Originally Posted by Sixstrings

haha, you are so dumb my friend, you made my day. you begged me several times under different names per pm to send you a cracked version, if you can't follow a simple step-by-step guide you better sell your pc and pay more attention in school (first grade or second already?)

Contribute something that is not worthless.

[tatadamir]

Quote:

Originally Posted by Varclias

Contribute something that is not worthless.

u don't need this thread? Don't open it, there are people that asked for this guide and we are all grateful to Sixstrings

[Shimoli]

We want tuts like that dude me i want to crack another bot apart from exiled bot, will it be possible?

[tatadamir]

It might be similar, I am still learning how to do this but I believe first you need to check what packer they used. ExeinfoPe application is nice for that, if the protection is Themida like in exiled bot you can remove protection using this guide. The elite protection on the other hand is probably done in different way.

[Sethios]

i did everything you listed in the tut, even saw the vid and ran it twice to make sure i checked all the right things, yet i still get the msg

An internal exception occured (Address: 0x...)
please, contact . Thank you

right after it asks me to bypass VMWare checks
any ideas?

EDIT: downloaded a fresh version of OllyDbg V1.10 and reconfigured it again like in the tutotial, reinstaled DirectX SDK...worked fine this time tnx for the share!

[Sixstrings]

Quote:

Originally Posted by Sethios

i did everything you listed in the tut, even saw the vid and ran it twice to make sure i checked all the right things, yet i still get the msg

An internal exception occured (Address: 0x...)
please, contact . Thank you

right after it asks me to bypass VMWare checks
any ideas?

have you set ollydgb to ignore custom exceptions or ranges: 00000000...FFFFFFFF (Options->Debugging options->Exceptions) ?
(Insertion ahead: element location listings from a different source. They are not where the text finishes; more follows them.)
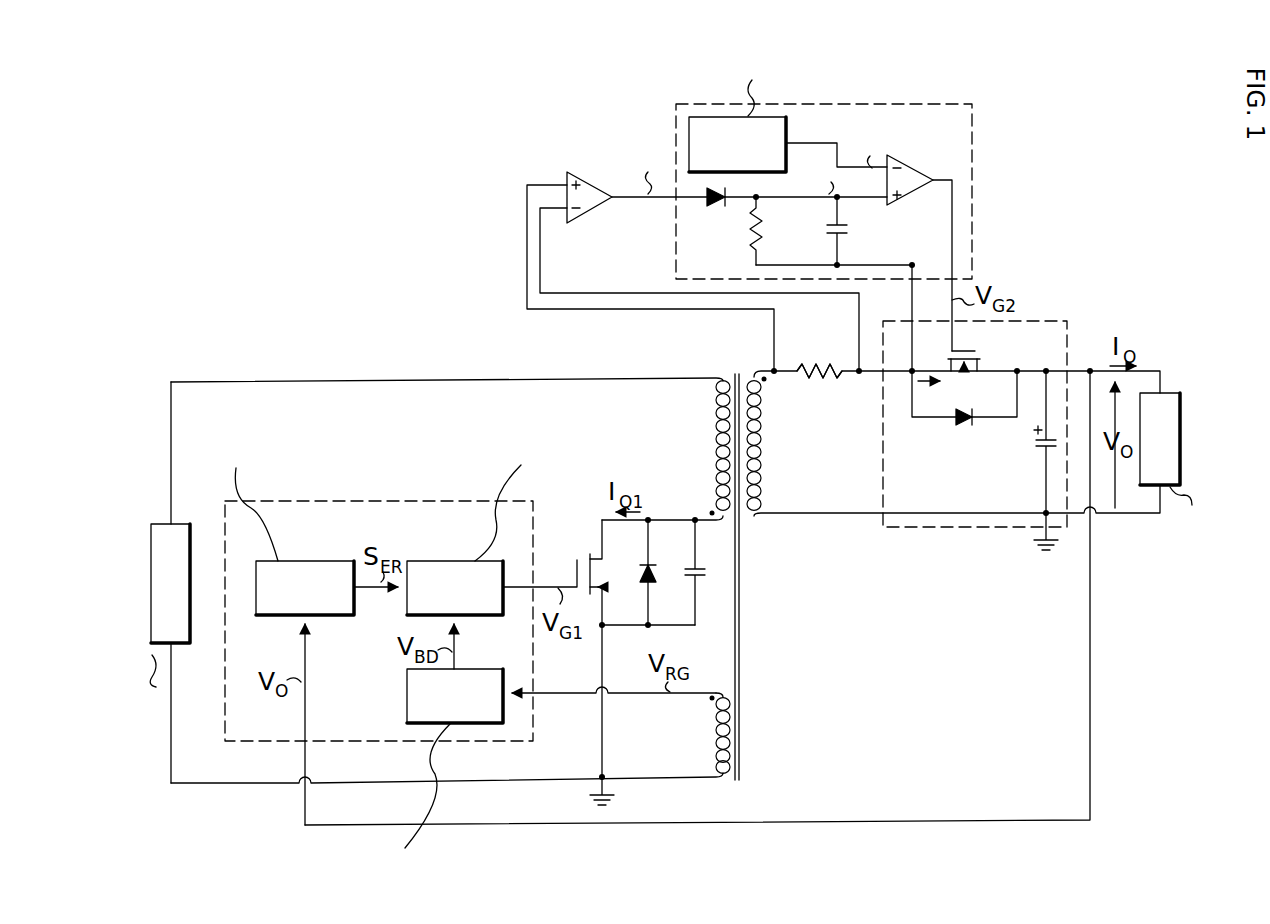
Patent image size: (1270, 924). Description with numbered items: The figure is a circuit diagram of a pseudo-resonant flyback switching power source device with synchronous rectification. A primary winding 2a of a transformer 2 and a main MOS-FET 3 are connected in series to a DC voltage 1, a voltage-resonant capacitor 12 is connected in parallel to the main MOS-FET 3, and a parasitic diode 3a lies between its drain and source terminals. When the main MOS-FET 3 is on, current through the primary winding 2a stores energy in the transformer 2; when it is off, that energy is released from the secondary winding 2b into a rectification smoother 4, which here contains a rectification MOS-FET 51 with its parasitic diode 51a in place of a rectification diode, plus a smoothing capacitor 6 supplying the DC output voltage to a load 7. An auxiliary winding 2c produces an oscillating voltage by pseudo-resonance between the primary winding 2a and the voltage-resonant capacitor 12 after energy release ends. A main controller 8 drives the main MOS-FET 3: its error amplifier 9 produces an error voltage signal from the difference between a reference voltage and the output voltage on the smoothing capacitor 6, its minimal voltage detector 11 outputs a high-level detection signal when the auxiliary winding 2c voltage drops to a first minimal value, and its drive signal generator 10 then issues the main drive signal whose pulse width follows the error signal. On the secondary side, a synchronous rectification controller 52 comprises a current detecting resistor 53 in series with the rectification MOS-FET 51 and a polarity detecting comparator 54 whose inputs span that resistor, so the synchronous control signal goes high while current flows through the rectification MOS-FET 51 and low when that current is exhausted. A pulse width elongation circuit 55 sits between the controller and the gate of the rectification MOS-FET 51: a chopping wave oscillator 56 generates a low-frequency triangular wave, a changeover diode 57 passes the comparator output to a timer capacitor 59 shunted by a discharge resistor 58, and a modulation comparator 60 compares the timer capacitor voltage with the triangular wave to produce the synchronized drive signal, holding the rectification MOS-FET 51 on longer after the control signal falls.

The DC voltage 1 is at (165, 524).
The transformer 2 is at (738, 546).
The primary winding 2a is at (716, 447).
The secondary winding 2b is at (762, 450).
The auxiliary winding 2c is at (715, 735).
The main MOS-FET 3 is at (582, 558).
The parasitic diode 3a is at (642, 580).
The rectification smoother 4 is at (972, 532).
The smoothing capacitor 6 is at (1040, 445).
The load 7 is at (1175, 392).
The main controller 8 is at (382, 499).
The error amplifier 9 is at (305, 561).
The drive signal generator 10 is at (455, 561).
The minimal voltage detector 11 is at (407, 697).
The voltage-resonant capacitor 12 is at (684, 565).
The rectification MOS-FET 51 is at (980, 357).
The parasitic diode 51a is at (963, 424).
The synchronous rectification controller 52 is at (779, 186).
The current detecting resistor 53 is at (820, 364).
The polarity detecting comparator 54 is at (597, 181).
The pulse width elongation circuit 55 is at (980, 189).
The chopping wave oscillator 56 is at (786, 125).
The changeover diode 57 is at (718, 206).
The discharge resistor 58 is at (763, 235).
The timer capacitor 59 is at (848, 232).
The modulation comparator 60 is at (914, 166).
have you configured StrongOD and PhantOm plugins?
----
start ollydbg, click plugins -> PhantOm -> Options
check -protect DRx, uncheck everything else, save

click plugins -> StrongOD -> Options
check HidePEB, *Kernelmode, !*Kill BadPE Bug, Skip Some Exceptions
uncheck everything else, save
----

Someone reported something similar running the script in vmware with Win XP. If you are on vmware/XP too, you could try with (mini)Win7 x32 instead.

[Testlord1234]

Any changes on the method after 0.16c? I was doing it thx to ur guide but after 0.16c I'm not able to eport a working .exe anymore..

Help? :-D

[Sixstrings]

Quote:

Originally Posted by Testlord1234

Any changes on the method after 0.16c? I was doing it thx to ur guide but after 0.16c I'm not able to eport a working .exe anymore..

Help? :-D

I just checked, yes you are right, the runtime check has changed on 0.16c.
When you search for the binary string (runtime check), enter in HEX field now:
E8 E0 FE FF FF, press OK
the first result is the right one now, remove (NOP) that call (don't press ctrl-L).

I must admit, the last version I used myself was 0.15i, I have not started POE for a while now bc I'm busy with other things. Tell me if there are any problems during botting in the long run and I'll look into it.

[Ýunalescas]

Quote:

Originally Posted by Varclias

Your guide is meaningless if you require tools you not only don't provide, but don't even state where to get them from.
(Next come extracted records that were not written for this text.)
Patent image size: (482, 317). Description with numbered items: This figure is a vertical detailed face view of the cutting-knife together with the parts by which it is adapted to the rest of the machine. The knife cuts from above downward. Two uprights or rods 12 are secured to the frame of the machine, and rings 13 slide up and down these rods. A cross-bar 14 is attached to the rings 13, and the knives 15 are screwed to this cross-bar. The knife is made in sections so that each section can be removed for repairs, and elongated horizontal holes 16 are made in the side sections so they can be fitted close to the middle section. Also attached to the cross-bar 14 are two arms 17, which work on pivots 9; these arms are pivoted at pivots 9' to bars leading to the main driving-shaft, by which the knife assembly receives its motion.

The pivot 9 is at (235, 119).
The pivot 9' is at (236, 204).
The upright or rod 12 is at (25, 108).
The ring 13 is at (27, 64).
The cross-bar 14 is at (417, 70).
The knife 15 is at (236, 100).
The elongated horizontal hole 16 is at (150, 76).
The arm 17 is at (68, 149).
Telling people to "just google," means nothing. Google is the largest web-crawler that has ever existed. You might as well just be saying, just look through the entire internet until you find the three obscure programs that require forum admission to download.
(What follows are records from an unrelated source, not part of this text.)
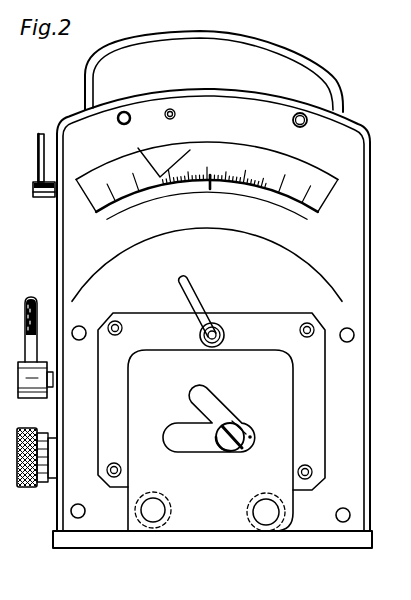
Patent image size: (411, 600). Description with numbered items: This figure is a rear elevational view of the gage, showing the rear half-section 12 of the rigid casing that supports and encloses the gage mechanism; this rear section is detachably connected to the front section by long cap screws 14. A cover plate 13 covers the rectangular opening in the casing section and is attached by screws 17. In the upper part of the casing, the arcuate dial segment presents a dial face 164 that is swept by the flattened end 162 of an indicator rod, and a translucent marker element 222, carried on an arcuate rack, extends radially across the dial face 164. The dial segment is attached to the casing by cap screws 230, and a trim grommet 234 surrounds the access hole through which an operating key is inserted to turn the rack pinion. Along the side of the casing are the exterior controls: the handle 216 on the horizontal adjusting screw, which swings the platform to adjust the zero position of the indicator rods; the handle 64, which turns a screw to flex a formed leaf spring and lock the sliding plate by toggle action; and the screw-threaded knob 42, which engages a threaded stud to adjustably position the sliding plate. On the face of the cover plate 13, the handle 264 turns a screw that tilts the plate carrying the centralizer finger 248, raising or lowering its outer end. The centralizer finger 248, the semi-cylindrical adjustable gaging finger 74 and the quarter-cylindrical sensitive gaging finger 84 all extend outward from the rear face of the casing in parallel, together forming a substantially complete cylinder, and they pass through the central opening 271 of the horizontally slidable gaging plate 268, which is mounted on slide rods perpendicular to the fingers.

The rear half-section 12 is at (355, 400).
The cover plate 13 is at (291, 302).
The cap screw 14 is at (346, 510).
The screw 17 is at (315, 331).
The screw-threaded knob 42 is at (20, 484).
The handle 64 is at (36, 300).
The adjustable gaging finger 74 is at (222, 453).
The sensitive gaging finger 84 is at (250, 437).
The flattened end 162 is at (208, 183).
The dial face 164 is at (250, 164).
The handle 216 is at (37, 136).
The translucent marker element 222 is at (147, 157).
The cap screw 230 is at (301, 128).
The trim grommet 234 is at (177, 113).
The centralizer finger 248 is at (233, 420).
The handle 264 is at (197, 297).
The gaging plate 268 is at (270, 343).
The central opening 271 is at (219, 400).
As far as that goes, this thread should be closed for lack of content and purpose. The user does not own or is involved with any of the three programs you are told to download, for another program they are trying to illegally exploit.

When you have more than a text script for something that you have not only no reviews, no content, no substance at all for, then you should make a thread.

~"v"~

hahaha to goood
this side is better for you :

[LordRogan]

Well does anyone have a working version of Exiled-Bot 0.16c are care to share it?